Keine Ahnung, wann ich das letzte Mal in der alten Heimat eine Schallplatte gekauft habe. Der letzte Tonträger war vielleicht Du kannst mich an der Ecke rauslassen, eines der schönsten deutschsprachigen Alben, steht aber zwischen den CDs und ist 2008 erschienen. Ich erinnere mich auch daran, das zweite Album von Calexico kurz nach der Veröffentlichung bei Shock Records zu kaufen, oder Original Rockers, die ich aus einem Stapel zog, nachdem ich schon hunderte Alben in einem Second Hand Shop durchgeschaut hatte. Aber das war vor Jahren, Jahrzehnten, … so lange hatte ich in dieser Stadt, in der ich häufig bin, keine LP gekauft bis wir uns zu viert, eine sitzt noch in ihrem Kinderwagen, gestern in den kleinen und schon gut gefüllten Schallplattenladen kurz vor dem Markt drängten. Wir waren an diesem verregneten Samstagmittag alle schon etwas hangry, merkten zum Teil noch den schweren Primitivo vom Vorabend, so dass ich nur schnell durch das ECM/Japo Fach guckte, während der Besitzer des Ladens sich mit einem anderen Kunden über das Rolle mit Hip Hop Album von Afrob unterhielt. Love, Love habe ich noch nie so günstig gesehen, nach einem Blick auf das Vinyl wusste ich warum, bei zwei anderen Alben stimmten jedoch Qualität und Preis: Für €35,- trug ich Gnu High und Nan Madol in ein Café, wo wir unsere Laune besserten, ins Elternhaus, schließlich in einem Auto und zwei Zügen nach Hause. Am Samstagabend reichte die Energie nur noch zum Glotzen (8 Frauen in der ARD Mediathek), dafür hat mich die Musik heute über sonntägliche Landschaften getragen.

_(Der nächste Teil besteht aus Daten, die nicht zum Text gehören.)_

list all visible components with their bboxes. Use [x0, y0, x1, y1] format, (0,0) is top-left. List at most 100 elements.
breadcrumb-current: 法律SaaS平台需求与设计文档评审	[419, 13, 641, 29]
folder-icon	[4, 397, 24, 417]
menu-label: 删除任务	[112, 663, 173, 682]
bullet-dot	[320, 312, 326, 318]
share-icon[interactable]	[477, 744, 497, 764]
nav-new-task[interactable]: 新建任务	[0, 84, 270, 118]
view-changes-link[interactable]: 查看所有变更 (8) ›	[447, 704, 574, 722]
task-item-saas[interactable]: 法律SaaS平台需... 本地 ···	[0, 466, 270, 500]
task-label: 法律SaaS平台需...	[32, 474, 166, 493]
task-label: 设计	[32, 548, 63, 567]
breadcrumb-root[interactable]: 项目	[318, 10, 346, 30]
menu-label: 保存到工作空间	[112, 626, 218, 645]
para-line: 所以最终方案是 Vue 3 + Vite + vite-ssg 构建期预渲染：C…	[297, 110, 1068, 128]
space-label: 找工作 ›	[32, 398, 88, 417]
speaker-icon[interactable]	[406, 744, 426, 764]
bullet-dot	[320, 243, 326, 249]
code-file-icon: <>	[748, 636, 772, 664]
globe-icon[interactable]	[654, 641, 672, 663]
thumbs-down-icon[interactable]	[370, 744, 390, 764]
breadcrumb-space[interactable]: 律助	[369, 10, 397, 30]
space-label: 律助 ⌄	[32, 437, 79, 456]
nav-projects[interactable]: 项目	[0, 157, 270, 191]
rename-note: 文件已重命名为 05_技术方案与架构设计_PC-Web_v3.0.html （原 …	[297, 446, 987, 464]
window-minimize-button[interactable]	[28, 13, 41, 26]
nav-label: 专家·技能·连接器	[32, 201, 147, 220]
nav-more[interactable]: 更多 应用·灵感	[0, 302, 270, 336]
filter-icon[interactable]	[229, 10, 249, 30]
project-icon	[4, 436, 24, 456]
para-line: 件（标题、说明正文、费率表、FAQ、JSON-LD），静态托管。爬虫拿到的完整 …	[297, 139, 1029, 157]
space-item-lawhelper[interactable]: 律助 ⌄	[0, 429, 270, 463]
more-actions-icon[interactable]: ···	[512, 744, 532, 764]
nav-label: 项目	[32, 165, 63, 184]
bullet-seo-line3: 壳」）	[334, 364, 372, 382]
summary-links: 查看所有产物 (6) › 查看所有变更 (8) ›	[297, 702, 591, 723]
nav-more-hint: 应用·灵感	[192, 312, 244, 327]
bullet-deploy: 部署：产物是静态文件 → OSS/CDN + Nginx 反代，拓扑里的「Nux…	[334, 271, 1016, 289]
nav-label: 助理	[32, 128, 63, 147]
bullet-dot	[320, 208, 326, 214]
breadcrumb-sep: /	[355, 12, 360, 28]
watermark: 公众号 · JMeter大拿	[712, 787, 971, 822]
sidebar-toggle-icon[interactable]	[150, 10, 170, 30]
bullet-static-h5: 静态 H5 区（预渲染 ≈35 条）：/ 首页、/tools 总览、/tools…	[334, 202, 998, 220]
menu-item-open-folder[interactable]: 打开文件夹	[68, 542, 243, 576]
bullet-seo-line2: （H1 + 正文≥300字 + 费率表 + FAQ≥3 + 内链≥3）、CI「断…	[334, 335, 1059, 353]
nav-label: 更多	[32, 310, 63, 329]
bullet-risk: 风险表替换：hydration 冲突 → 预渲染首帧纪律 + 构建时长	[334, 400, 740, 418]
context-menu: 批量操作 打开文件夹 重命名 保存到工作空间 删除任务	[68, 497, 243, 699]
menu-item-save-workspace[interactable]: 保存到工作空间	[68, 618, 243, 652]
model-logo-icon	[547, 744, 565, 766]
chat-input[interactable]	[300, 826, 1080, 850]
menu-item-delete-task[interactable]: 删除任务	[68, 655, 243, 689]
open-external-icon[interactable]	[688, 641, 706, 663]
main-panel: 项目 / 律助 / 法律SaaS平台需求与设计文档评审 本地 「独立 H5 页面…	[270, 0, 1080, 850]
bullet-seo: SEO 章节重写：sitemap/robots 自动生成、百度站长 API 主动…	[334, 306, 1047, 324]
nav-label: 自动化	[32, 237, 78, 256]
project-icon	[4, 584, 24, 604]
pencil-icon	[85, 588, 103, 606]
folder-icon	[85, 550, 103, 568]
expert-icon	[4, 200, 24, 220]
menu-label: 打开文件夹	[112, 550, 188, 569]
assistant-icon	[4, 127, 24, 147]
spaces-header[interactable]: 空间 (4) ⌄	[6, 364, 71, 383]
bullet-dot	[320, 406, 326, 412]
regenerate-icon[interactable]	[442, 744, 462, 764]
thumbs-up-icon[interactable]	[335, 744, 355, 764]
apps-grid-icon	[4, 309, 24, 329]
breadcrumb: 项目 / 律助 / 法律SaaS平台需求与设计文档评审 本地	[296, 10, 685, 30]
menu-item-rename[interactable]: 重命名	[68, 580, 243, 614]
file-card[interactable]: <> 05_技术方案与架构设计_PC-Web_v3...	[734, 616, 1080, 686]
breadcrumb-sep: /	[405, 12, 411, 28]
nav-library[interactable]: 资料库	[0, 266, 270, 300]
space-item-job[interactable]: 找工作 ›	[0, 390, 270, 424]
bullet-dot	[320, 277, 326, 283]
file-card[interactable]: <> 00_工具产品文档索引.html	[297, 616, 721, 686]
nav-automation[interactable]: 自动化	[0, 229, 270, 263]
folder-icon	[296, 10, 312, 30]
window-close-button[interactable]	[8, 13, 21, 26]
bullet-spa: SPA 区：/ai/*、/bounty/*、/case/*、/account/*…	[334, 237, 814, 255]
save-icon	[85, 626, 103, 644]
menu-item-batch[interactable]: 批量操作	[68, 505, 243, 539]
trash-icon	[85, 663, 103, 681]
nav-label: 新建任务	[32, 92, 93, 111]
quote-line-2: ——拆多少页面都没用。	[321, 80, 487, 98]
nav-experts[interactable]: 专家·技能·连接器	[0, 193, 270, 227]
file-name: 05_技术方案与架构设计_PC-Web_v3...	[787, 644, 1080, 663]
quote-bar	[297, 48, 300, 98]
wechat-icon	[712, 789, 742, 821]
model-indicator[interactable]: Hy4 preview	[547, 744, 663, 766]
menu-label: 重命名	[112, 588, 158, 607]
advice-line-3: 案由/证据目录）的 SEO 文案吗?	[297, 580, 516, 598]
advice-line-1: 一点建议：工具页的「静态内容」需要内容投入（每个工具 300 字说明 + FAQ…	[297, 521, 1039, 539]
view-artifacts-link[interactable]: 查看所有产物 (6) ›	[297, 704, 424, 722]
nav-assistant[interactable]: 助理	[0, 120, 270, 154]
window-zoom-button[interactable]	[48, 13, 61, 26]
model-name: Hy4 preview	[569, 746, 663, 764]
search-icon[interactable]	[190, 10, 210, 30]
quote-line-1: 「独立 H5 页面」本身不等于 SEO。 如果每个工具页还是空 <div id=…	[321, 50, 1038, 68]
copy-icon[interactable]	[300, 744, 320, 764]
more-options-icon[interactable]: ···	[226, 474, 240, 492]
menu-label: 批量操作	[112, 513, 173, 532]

Auf der Innenhülle von Nan Madol sind ein Name (vielleicht „Babock“, die Schrift ist nicht ganz deutlich) und ein Datum (22. 12. 78) in verblichener blauer Tinte geschrieben. Ich glaube nicht, dass diese Schallplatte oft lief, dafür ist das Vinyl zu gut erhalten; gleiches gilt zum Glück für Gnu High. Da ich in der letzten Woche mehrmals Travel von The Necks gehört habe, drängen sich mir Vergleiche auf. Musikalische Momentaufnahmen von einer hohen Dichte, kleinteilige rhythmische Partikel, ein klanglicher Wildwuchs, in dem viele Stimmen miteinander plaudern, das Ganze oft mit Brummen und Summen grundiert. Auf dem Album von Edward Vesala finden sich mehr melodische Themen, fast schon folkloristisch-liedhafte Einflüsse, als bei The Necks, die noch tiefer in den reinen Klang einzutauchen scheinen (wobei es ja auf dem neuen Album dieses tolle Stück gibt, wo der Klangstrom fast schon reggaehaft konturiert wird).
Gnu High – die erste ECM LP von Kenny Wheeler, das letzte Album, auf dem Keith Jarrett als Sideman mitwirkte – Kreise, die sich öffnen, Kreise, die sich schließen. Zu den beiden gesellten sich im Juni 1975 noch Dave Holland und Jack DeJohnette vor die Mikrophone des Generation Sound Studio in New York, wo Tony May und Manfred Eicher die Musik (3 Stücke, 40 Minuten) aufnahmen. Pure Champion Sound, massive. Am Ende von Heyoke gibt es eine längere Passage – es ist nur das Schlagzeug zu hören, vor allem zischen die Becken – der unsere Hündin höchst aufmerksam gelauscht hat. An dem Rest der Schallplatte hat Ella dann unverständlicherweise keinerlei Reaktion gezeigt. Sehr bemerkenswert an dieser Arbeit ist, wie genau die Musiker aufeinander hören, wie sie Pausen setzen, sich wechselseitig immer wieder die Bühne überlassen, um wenig später gemeinsam die Sterne vom Himmel zu holen.
Was mich noch ein bisschen umtreibt: nachdem ich einem Freund schrieb, welche Platten ich mir gekauft habe, antwortete er, dass ich „ein sehr vorhersehbarer Plattenkäufer“ sei. Wie gut, dass es bald wieder ein neues Album der Sleaford Mods gibt. Oder ich kaufe mir Hounds Of Love, etwas von PJ Harvey, Common One, oder… mal sehen.